Excerpt
Less than two months after the nation’s governors and state school chiefs released their final recommendations for national education standards, 27 states have adopted them and about a dozen more are expected to do so in the next two weeks.
Their support has surprised many in education circles, given states’ long tradition of insisting on retaining local control over curriculum.
The quick adoption of common standards for what students should learn in English and math each year from kindergarten through high school is attributable in part to the Obama administration’s Race to the Top competition.
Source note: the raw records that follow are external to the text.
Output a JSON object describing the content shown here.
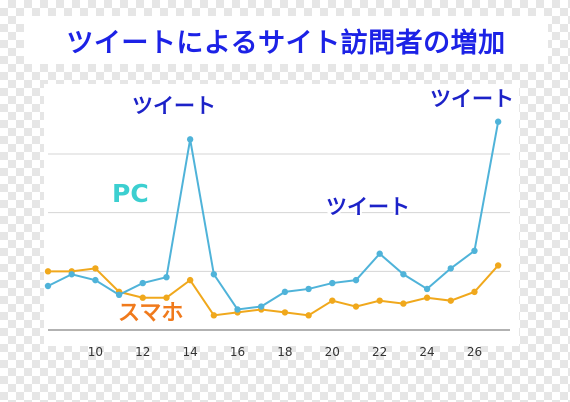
{
  "title": "ツイートによるサイト訪問者の増加",
  "chart_data": {
    "type": "line",
    "x": [
      8,
      9,
      10,
      11,
      12,
      13,
      14,
      15,
      16,
      17,
      18,
      19,
      20,
      21,
      22,
      23,
      24,
      25,
      26,
      27
    ],
    "series": [
      {
        "name": "PC",
        "color": "#4fb3d9",
        "values": [
          15,
          19,
          17,
          12,
          16,
          18,
          65,
          19,
          7,
          8,
          13,
          14,
          16,
          17,
          26,
          19,
          14,
          21,
          27,
          71
        ]
      },
      {
        "name": "スマホ",
        "color": "#f0a81c",
        "values": [
          20,
          20,
          21,
          13,
          11,
          11,
          17,
          5,
          6,
          7,
          6,
          5,
          10,
          8,
          10,
          9,
          11,
          10,
          13,
          22
        ]
      }
    ],
    "x_ticks": [
      10,
      12,
      14,
      16,
      18,
      20,
      22,
      24,
      26
    ],
    "x_range": [
      8,
      27.5
    ],
    "y_range": [
      0,
      75
    ],
    "y_gridlines": [
      0,
      20,
      40,
      60
    ],
    "grid": true,
    "legend": "inline labels",
    "annotations": [
      {
        "text": "ツイート",
        "x": 14
      },
      {
        "text": "ツイート",
        "x": 22
      },
      {
        "text": "ツイート",
        "x": 27
      }
    ]
  }
}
States that adopt the standards by Aug. 2 win points in the competition for a share of the $3.4 billion to be awarded in September.
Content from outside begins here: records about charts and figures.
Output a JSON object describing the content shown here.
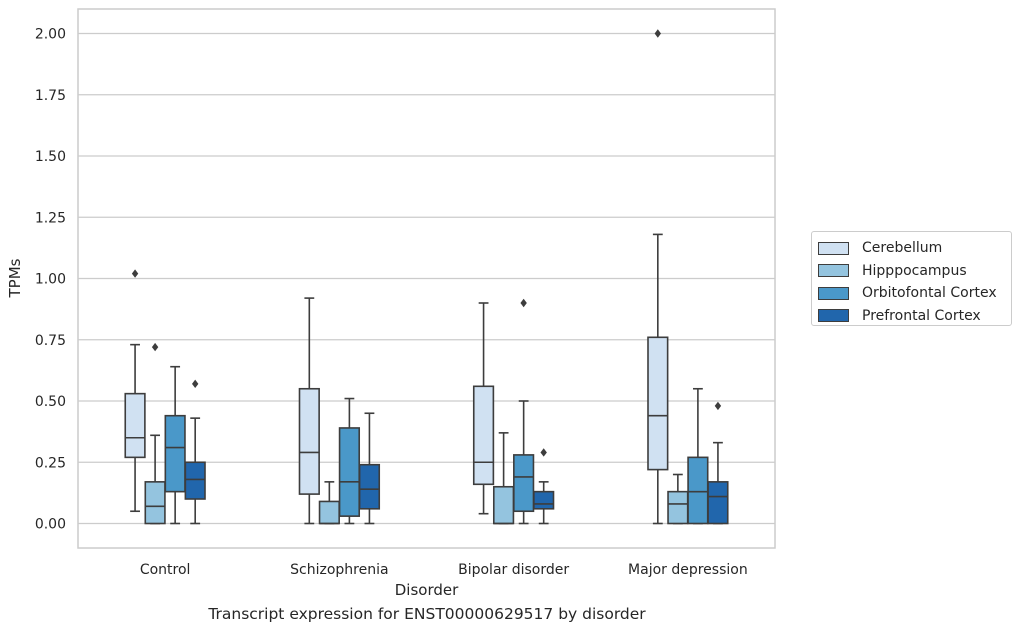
{
  "chart_data": {
    "type": "boxplot",
    "xlabel": "Disorder",
    "ylabel": "TPMs",
    "caption": "Transcript expression for ENST00000629517 by disorder",
    "ylim": [
      -0.1,
      2.1
    ],
    "yticks": [
      "0.00",
      "0.25",
      "0.50",
      "0.75",
      "1.00",
      "1.25",
      "1.50",
      "1.75",
      "2.00"
    ],
    "categories": [
      "Control",
      "Schizophrenia",
      "Bipolar disorder",
      "Major depression"
    ],
    "grid": "horizontal",
    "legend_position": "right",
    "series": [
      {
        "name": "Cerebellum",
        "color": "#d0e1f2",
        "boxes": [
          {
            "whisker_low": 0.05,
            "q1": 0.27,
            "median": 0.35,
            "q3": 0.53,
            "whisker_high": 0.73,
            "outliers": [
              1.02
            ]
          },
          {
            "whisker_low": 0.0,
            "q1": 0.12,
            "median": 0.29,
            "q3": 0.55,
            "whisker_high": 0.92,
            "outliers": []
          },
          {
            "whisker_low": 0.04,
            "q1": 0.16,
            "median": 0.25,
            "q3": 0.56,
            "whisker_high": 0.9,
            "outliers": []
          },
          {
            "whisker_low": 0.0,
            "q1": 0.22,
            "median": 0.44,
            "q3": 0.76,
            "whisker_high": 1.18,
            "outliers": [
              2.0
            ]
          }
        ]
      },
      {
        "name": "Hipppocampus",
        "color": "#94c4df",
        "boxes": [
          {
            "whisker_low": 0.0,
            "q1": 0.0,
            "median": 0.07,
            "q3": 0.17,
            "whisker_high": 0.36,
            "outliers": [
              0.72
            ]
          },
          {
            "whisker_low": 0.0,
            "q1": 0.0,
            "median": 0.0,
            "q3": 0.09,
            "whisker_high": 0.17,
            "outliers": []
          },
          {
            "whisker_low": 0.0,
            "q1": 0.0,
            "median": 0.0,
            "q3": 0.15,
            "whisker_high": 0.37,
            "outliers": []
          },
          {
            "whisker_low": 0.0,
            "q1": 0.0,
            "median": 0.08,
            "q3": 0.13,
            "whisker_high": 0.2,
            "outliers": []
          }
        ]
      },
      {
        "name": "Orbitofontal Cortex",
        "color": "#4a98c9",
        "boxes": [
          {
            "whisker_low": 0.0,
            "q1": 0.13,
            "median": 0.31,
            "q3": 0.44,
            "whisker_high": 0.64,
            "outliers": []
          },
          {
            "whisker_low": 0.0,
            "q1": 0.03,
            "median": 0.17,
            "q3": 0.39,
            "whisker_high": 0.51,
            "outliers": []
          },
          {
            "whisker_low": 0.0,
            "q1": 0.05,
            "median": 0.19,
            "q3": 0.28,
            "whisker_high": 0.5,
            "outliers": [
              0.9
            ]
          },
          {
            "whisker_low": 0.0,
            "q1": 0.0,
            "median": 0.13,
            "q3": 0.27,
            "whisker_high": 0.55,
            "outliers": []
          }
        ]
      },
      {
        "name": "Prefrontal Cortex",
        "color": "#2166ac",
        "boxes": [
          {
            "whisker_low": 0.0,
            "q1": 0.1,
            "median": 0.18,
            "q3": 0.25,
            "whisker_high": 0.43,
            "outliers": [
              0.57
            ]
          },
          {
            "whisker_low": 0.0,
            "q1": 0.06,
            "median": 0.14,
            "q3": 0.24,
            "whisker_high": 0.45,
            "outliers": []
          },
          {
            "whisker_low": 0.0,
            "q1": 0.06,
            "median": 0.08,
            "q3": 0.13,
            "whisker_high": 0.17,
            "outliers": [
              0.29
            ]
          },
          {
            "whisker_low": 0.0,
            "q1": 0.0,
            "median": 0.11,
            "q3": 0.17,
            "whisker_high": 0.33,
            "outliers": [
              0.48
            ]
          }
        ]
      }
    ]
  }
}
“I’m ecstatic,” said Arne Duncan, the secretary of education. “This has been the third rail of education, and the fact that you’re now seeing half the nation decide that it’s the right thing to do is a game-changer.”
Even Massachusetts, which many regard as having the nation’s best education system — and where the proposed standards have been a subject of bitter debate — is expected to adopt the standards on Wednesday morning. New York signed up on Monday, joining Connecticut, New Jersey and other states that have adopted the standards, though the timetable for actual implementation is uncertain.
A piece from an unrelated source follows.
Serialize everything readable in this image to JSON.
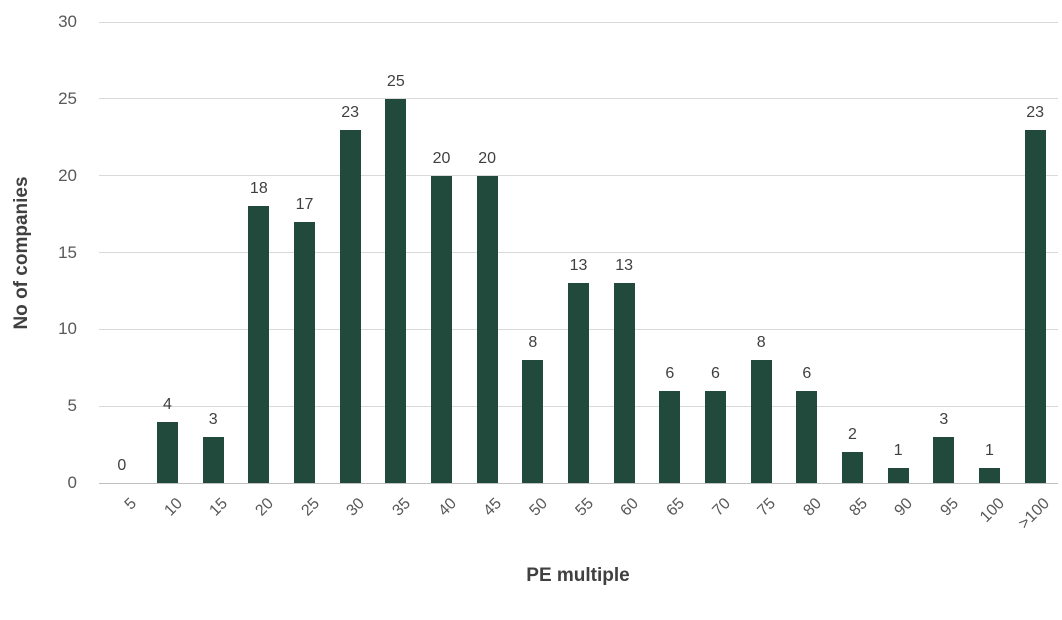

Some supporters of the standards, like Randi Weingarten, president of the American Federation of Teachers, worry that the rush of states to sign up — what Ms. Weingarten calls the “Race to Adopt” — could backfire if states do not have the money to put the standards in effect.
“I’m already watching the ravages of the recession cutting the muscle out of efforts to implement standards,” she said. “If states adopt these thoughtful new standards and don’t implement them, teachers won’t know how to meet them, yet they will be the basis on which kids are judged.”
The effort has been helped by financial backing from the Bill & Melinda Gates Foundation to most of the organizations involved in drafting, evaluating and winning support for the standards. The common core standards, two years in the making and first released in draft form in March, are an effort to replace the current hodgepodge of state policies.